Nagy dkk. meneliti para wanita yang menjalani pembekuan sel telur elektif dan menemukan bahwa angka kelahiran hidup pada usia <35 tahun lebih besar secara bermakna dibandingkan pada usia 35 tahun (23,8 persen versus 12 persen). Lebih detil lagi, sebuah studi berbasis model di tahun 2015 menyimpulkan bahwa:
- Pembekuan sel telur kurang bermanfaat pada usia 25-30 tahun, dengan manfaat maksimal di usia 32-37 tahun.
- Pembekuan sel telur memberi manfaat terbesar (angka kelahiran hidup)—dibandingkan dengan tanpa tindakan—ketika dilakukan saat usia wanita 37 tahun (51,6 persen versus 21,9 persen).
- Peluang tertinggi kelahiran hidup (di atas 74 persen) didapat ketika pembekuan sel telur dilakukan pada usia <34 tahun .
- Dari segi biaya, pembekuan sel telur paling efisien bila dilakukan pada usia 37 tahun.

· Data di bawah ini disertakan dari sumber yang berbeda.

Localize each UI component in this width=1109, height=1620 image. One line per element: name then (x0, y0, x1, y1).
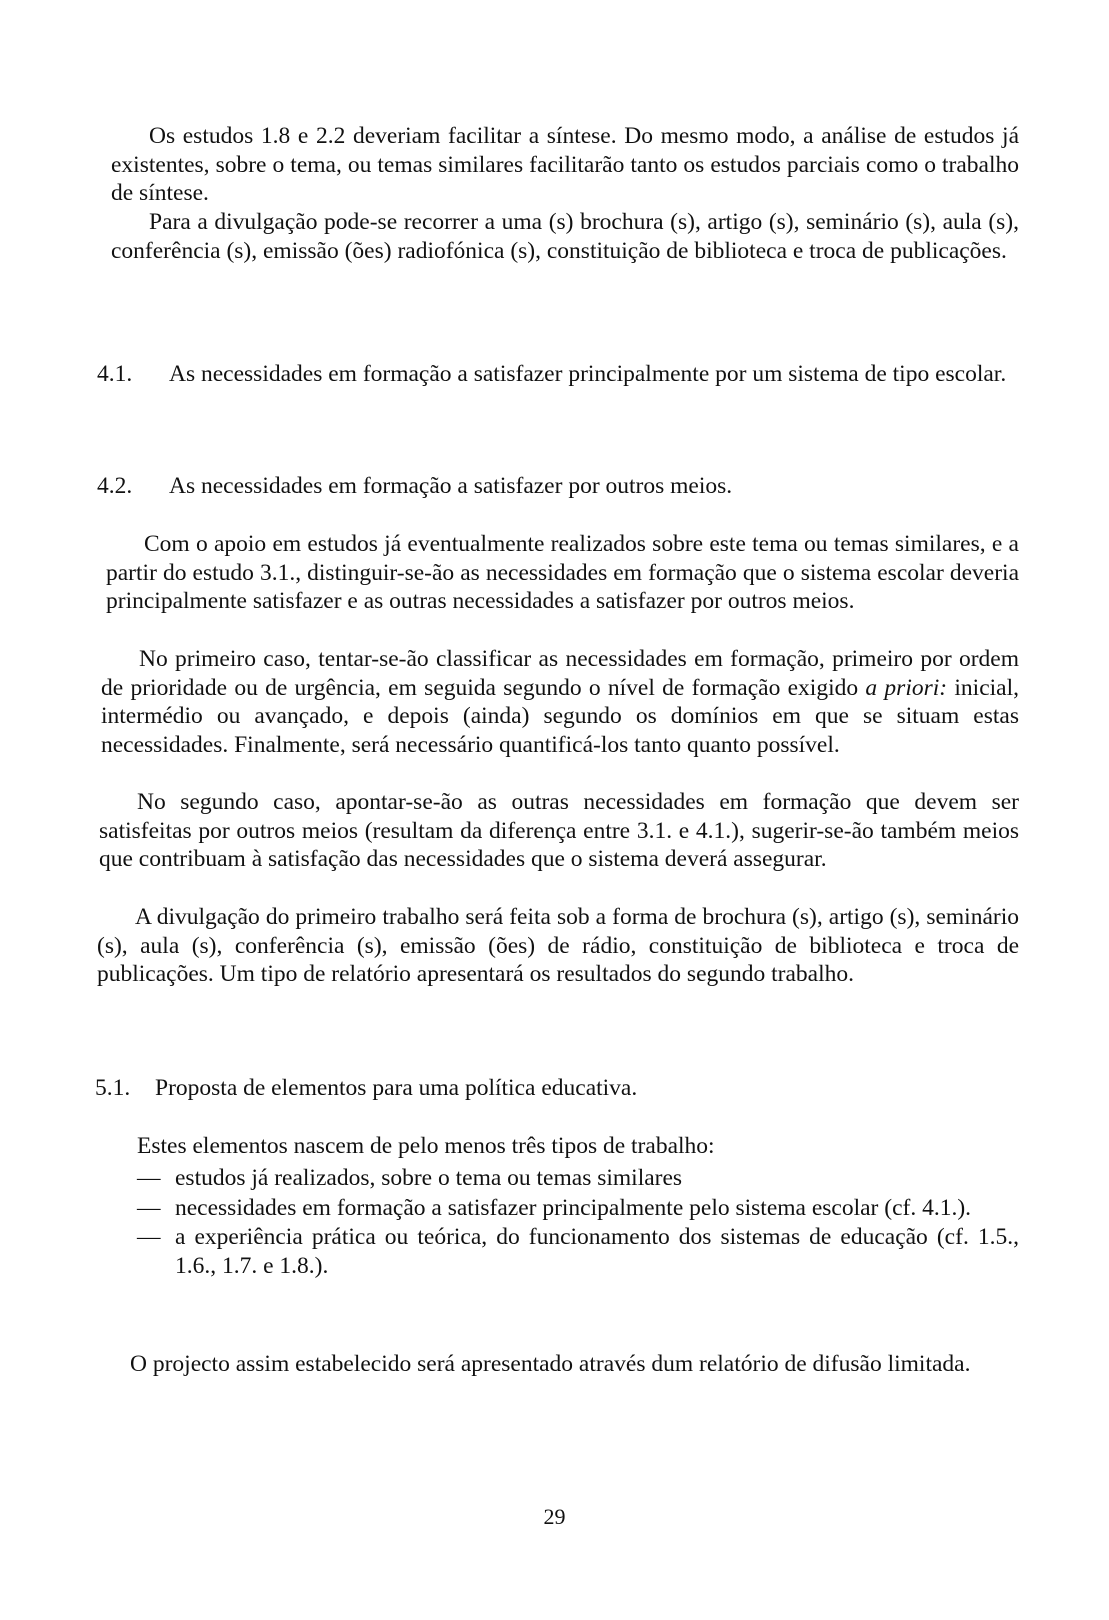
dash-bullet: — (137, 1165, 161, 1191)
section-number: 4.1. (97, 361, 133, 387)
section-heading-4-2 (97, 472, 1027, 502)
list-item-text: a experiência prática ou teórica, do funcionamento dos sistemas de educação (cf. 1.5., 1.6., 1.7. e 1.8.). (175, 1224, 1019, 1279)
section-title: Proposta de elementos para uma política educativa. (155, 1075, 638, 1101)
italic-term: a priori: (865, 674, 948, 701)
page-number: 29 (543, 1504, 566, 1529)
section-title: As necessidades em formação a satisfazer por outros meios. (169, 473, 733, 499)
list-item (137, 1194, 1019, 1223)
paragraph-divulgation: Para a divulgação pode-se recorrer a uma (s) brochura (s), artigo (s), seminário (s), aula (s), conferência (s), emissão (ões) radiofónica (s), constituição de biblioteca e troca de publicações. (111, 209, 1019, 264)
paragraph-first-work-divulgation: A divulgação do primeiro trabalho será feita sob a forma de brochura (s), artigo (s), seminário (s), aula (s), conferência (s), emissão (ões) de rádio, constituição de biblioteca e troca de publicações. Um tipo de relatório apresentará os resultados do segundo trabalho. (97, 904, 1019, 988)
paragraph-text: No primeiro caso, tentar-se-ão classificar as necessidades em formação, primeiro por ordem de prioridade ou de urgência, em seguida segundo o nível de formação exigido (101, 646, 1019, 701)
section-heading-4-1 (97, 360, 1027, 418)
paragraph-project-report: O projecto assim estabelecido será apresentado através dum relatório de difusão limitada. (130, 1351, 971, 1377)
paragraph-synthesis: Os estudos 1.8 e 2.2 deveriam facilitar a síntese. Do mesmo modo, a análise de estudos já existentes, sobre o tema, ou temas similares facilitarão tanto os estudos parciais como o trabalho de síntese. (111, 123, 1019, 207)
section-title: As necessidades em formação a satisfazer principalmente por um sistema de tipo escolar. (169, 361, 1007, 387)
section-number: 4.2. (97, 473, 133, 499)
list-item-text: necessidades em formação a satisfazer principalmente pelo sistema escolar (cf. 4.1.). (175, 1194, 972, 1221)
work-types-list (137, 1164, 1019, 1281)
list-item (137, 1223, 1019, 1280)
paragraph-first-case (101, 645, 1019, 759)
paragraph-text: inicial, intermédio ou avançado, e depois (ainda) segundo os domínios em que se situam estas necessidades. Finalmente, será necessário quantificá-los tanto quanto possível. (101, 674, 1019, 758)
paragraph-elements-intro: Estes elementos nascem de pelo menos três tipos de trabalho: (137, 1133, 715, 1159)
list-item (137, 1164, 1019, 1193)
section-heading-5-1 (95, 1074, 1025, 1104)
section-number: 5.1. (95, 1075, 131, 1101)
paragraph-second-case: No segundo caso, apontar-se-ão as outras necessidades em formação que devem ser satisfeitas por outros meios (resultam da diferença entre 3.1. e 4.1.), sugerir-se-ão também meios que contribuam à satisfação das necessidades que o sistema deverá assegurar. (99, 789, 1019, 873)
paragraph-study-basis: Com o apoio em estudos já eventualmente realizados sobre este tema ou temas similares, e a partir do estudo 3.1., distinguir-se-ão as necessidades em formação que o sistema escolar deveria principalmente satisfazer e as outras necessidades a satisfazer por outros meios. (106, 531, 1019, 615)
dash-bullet: — (137, 1194, 161, 1221)
dash-bullet: — (137, 1224, 161, 1251)
list-item-text: estudos já realizados, sobre o tema ou temas similares (175, 1165, 683, 1191)
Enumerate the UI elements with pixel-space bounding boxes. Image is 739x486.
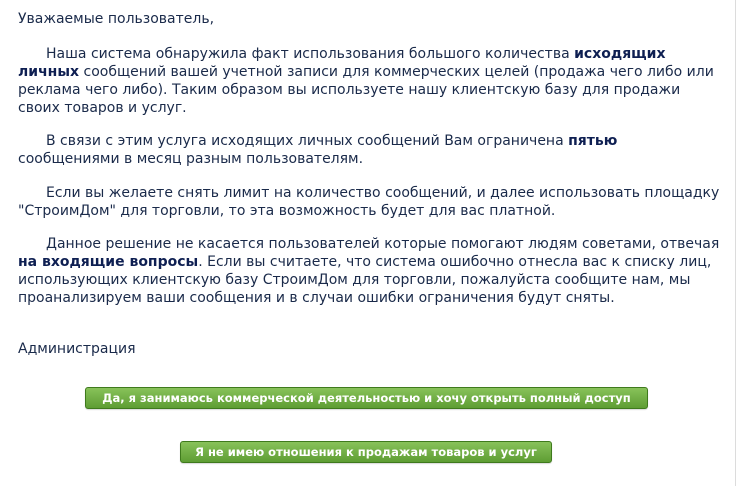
not-commercial-button[interactable]: Я не имею отношения к продажам товаров и услуг xyxy=(180,441,552,463)
paragraph-text: . Если вы считаете, что система ошибочно отнесла вас к списку лиц, использующих клиентскую базу СтроимДом для торговли, пожалуйста сообщите нам, мы проанализируем ваши сообщения и в случаи ошибки ограничения будут сняты. xyxy=(18,254,712,306)
highlight-five: пятью xyxy=(568,133,618,149)
paragraph-text: Если вы желаете снять лимит на количество сообщений, и далее использовать площадку "СтроимДом" для торговли, то эта возможность будет для вас платной. xyxy=(18,185,720,219)
highlight-outgoing-private: исходящих личных xyxy=(18,46,666,80)
paragraph-appeal xyxy=(18,235,722,307)
paragraph-detection xyxy=(18,45,722,117)
open-full-access-button[interactable]: Да, я занимаюсь коммерческой деятельностью и хочу открыть полный доступ xyxy=(85,387,648,409)
paragraph-text: Наша система обнаружила факт использования большого количества xyxy=(46,46,575,62)
paragraph-text: сообщениями в месяц разным пользователям. xyxy=(18,151,364,167)
paragraph-limit xyxy=(18,132,722,168)
highlight-incoming-questions: на входящие вопросы xyxy=(18,254,199,270)
paragraph-text: Данное решение не касается пользователей которые помогают людям советами, отвечая xyxy=(46,236,720,252)
greeting: Уважаемые пользователь, xyxy=(18,11,215,27)
paragraph-text: сообщений вашей учетной записи для коммерческих целей (продажа чего либо или реклама чего либо). Таким образом вы используете нашу клиентскую базу для продажи своих товаров и услуг. xyxy=(18,64,714,116)
paragraph-paid-option xyxy=(18,184,722,220)
signature: Администрация xyxy=(18,341,136,357)
paragraph-text: В связи с этим услуга исходящих личных сообщений Вам ограничена xyxy=(46,133,569,149)
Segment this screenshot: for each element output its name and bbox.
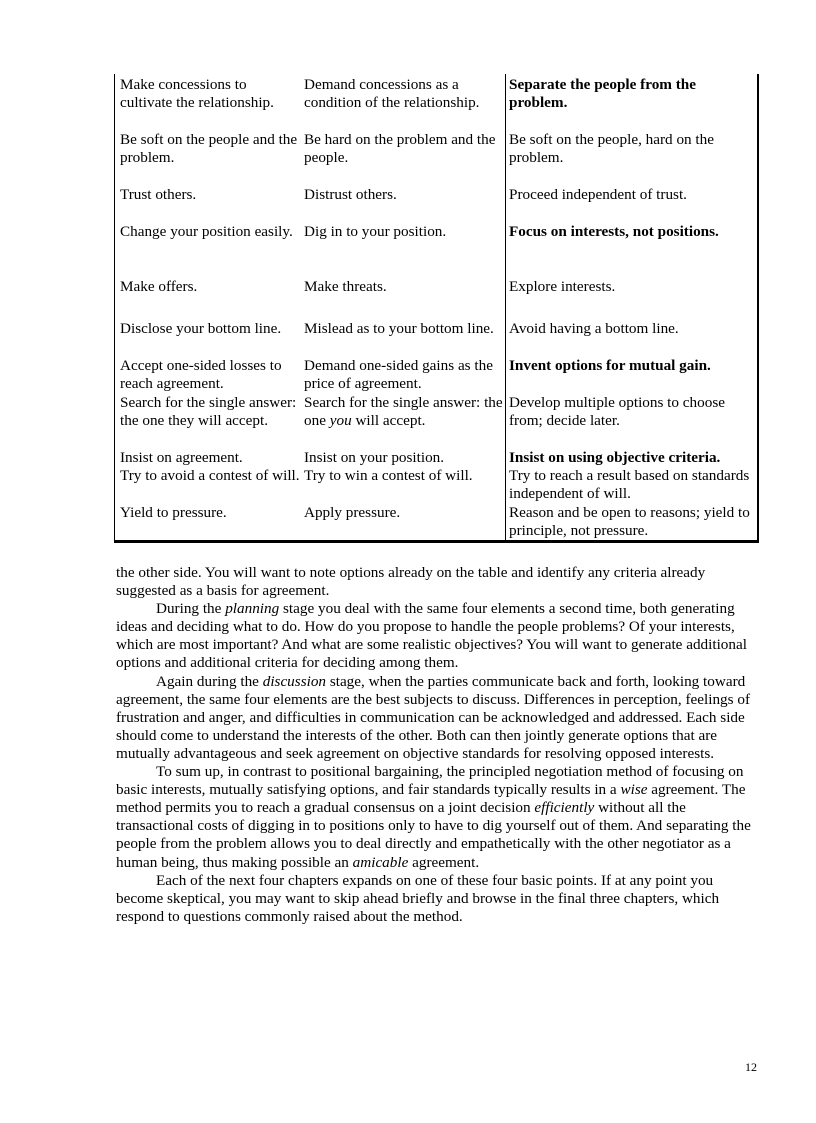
hard-cell: Dig in to your position. — [304, 223, 447, 240]
soft-cell: Disclose your bottom line. — [120, 320, 282, 337]
hard-cell: Try to win a contest of will. — [304, 467, 473, 484]
hard-cell: Distrust others. — [304, 186, 397, 203]
paragraph: Again during the discussion stage, when the parties communicate back and forth, looking toward agreement, the same four elements are the best subjects to discuss. Differences in perception, feelings of frustration and anger, and difficulties in communication can be acknowledged and addressed. Each side should come to understand the interests of the other. Both can then jointly generate options that are mutually advantageous and seek agreement on objective standards for resolving opposed interests. — [116, 672, 750, 762]
hard-cell: Demand concessions as a condition of the relationship. — [304, 76, 480, 111]
principled-cell: Explore interests. — [509, 278, 616, 295]
principled-cell: Focus on interests, not positions. — [509, 223, 719, 240]
principled-cell: Separate the people from the problem. — [509, 76, 696, 111]
hard-cell: Demand one-sided gains as the price of agreement. — [304, 357, 493, 392]
body-text — [116, 564, 762, 926]
paragraph: During the planning stage you deal with the same four elements a second time, both generating ideas and deciding what to do. How do you propose to handle the people problems? Of your interests, which are most important? And what are some realistic objectives? You will want to generate additional options and additional criteria for deciding among them. — [116, 600, 747, 672]
soft-cell: Make offers. — [120, 278, 198, 295]
paragraph: Each of the next four chapters expands on one of these four basic points. If at any point you become skeptical, you may want to skip ahead briefly and browse in the final three chapters, which respond to questions commonly raised about the method. — [116, 871, 720, 925]
soft-cell: Accept one-sided losses to reach agreement. — [120, 357, 282, 392]
soft-cell: Insist on agreement. — [120, 449, 243, 466]
soft-cell: Make concessions to cultivate the relationship. — [120, 76, 274, 111]
column-divider — [505, 74, 506, 540]
principled-cell: Be soft on the people, hard on the problem. — [509, 131, 714, 166]
hard-cell: Insist on your position. — [304, 449, 445, 466]
soft-cell: Change your position easily. — [120, 223, 293, 240]
principled-cell: Avoid having a bottom line. — [509, 320, 679, 337]
hard-cell: Apply pressure. — [304, 504, 401, 521]
soft-cell: Trust others. — [120, 186, 197, 203]
principled-cell: Try to reach a result based on standards independent of will. — [509, 467, 750, 502]
principled-cell: Invent options for mutual gain. — [509, 357, 711, 374]
hard-cell: Be hard on the problem and the people. — [304, 131, 496, 166]
principled-cell: Proceed independent of trust. — [509, 186, 687, 203]
soft-cell: Be soft on the people and the problem. — [120, 131, 298, 166]
hard-cell: Make threats. — [304, 278, 387, 295]
principled-cell: Reason and be open to reasons; yield to principle, not pressure. — [509, 504, 750, 539]
hard-cell: Mislead as to your bottom line. — [304, 320, 494, 337]
paragraph: the other side. You will want to note options already on the table and identify any criteria already suggested as a basis for agreement. — [116, 564, 706, 600]
soft-cell: Try to avoid a contest of will. — [120, 467, 300, 484]
principled-cell: Insist on using objective criteria. — [509, 449, 721, 466]
page-number: 12 — [745, 1060, 757, 1074]
principled-cell: Develop multiple options to choose from; decide later. — [509, 394, 725, 429]
soft-cell: Search for the single answer: the one they will accept. — [120, 394, 297, 429]
soft-cell: Yield to pressure. — [120, 504, 227, 521]
hard-cell: Search for the single answer: the one you will accept. — [304, 394, 503, 429]
comparison-table — [114, 74, 759, 543]
paragraph: To sum up, in contrast to positional bargaining, the principled negotiation method of focusing on basic interests, mutually satisfying options, and fair standards typically results in a wise agreement. The method permits you to reach a gradual consensus on a joint decision efficiently without all the transactional costs of digging in to positions only to have to dig yourself out of them. And separating the people from the problem allows you to deal directly and empathetically with the other negotiator as a human being, thus making possible an amicable agreement. — [116, 763, 751, 871]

Dari hasil studi ini, para pakar menyimpulkan bahwa membekukan sel telur pada usia yang sangat muda (<30 tahun) tidak efisien (hemat biaya) karena kecil kemungkinan sel telur tersebut akan digunakan. Dengan alasan yang sama, menjalani prosedur ini di usia tua (>40 tahun) juga tidak efisien karena peluang keberhasilan kehamilan yang dihasilkan dari sel telur yang diambil sangat rendah.
Oleh sebab itu, usia awal hingga pertengahan 30-an menjadi kelompok usia yang tepat untuk melakukan pembekuan sel telur elektif. Spesifiknya, antara usia 32 hingga 38 tahun menurut studi oleh Polyakov dkk. di tahun 2023. Usia yang lebih muda mungkin direkomendasikan pada individu dengan cadangan ovarium yang berkurang atau berisiko mengalami insufisiensi ovarium prematur (POI).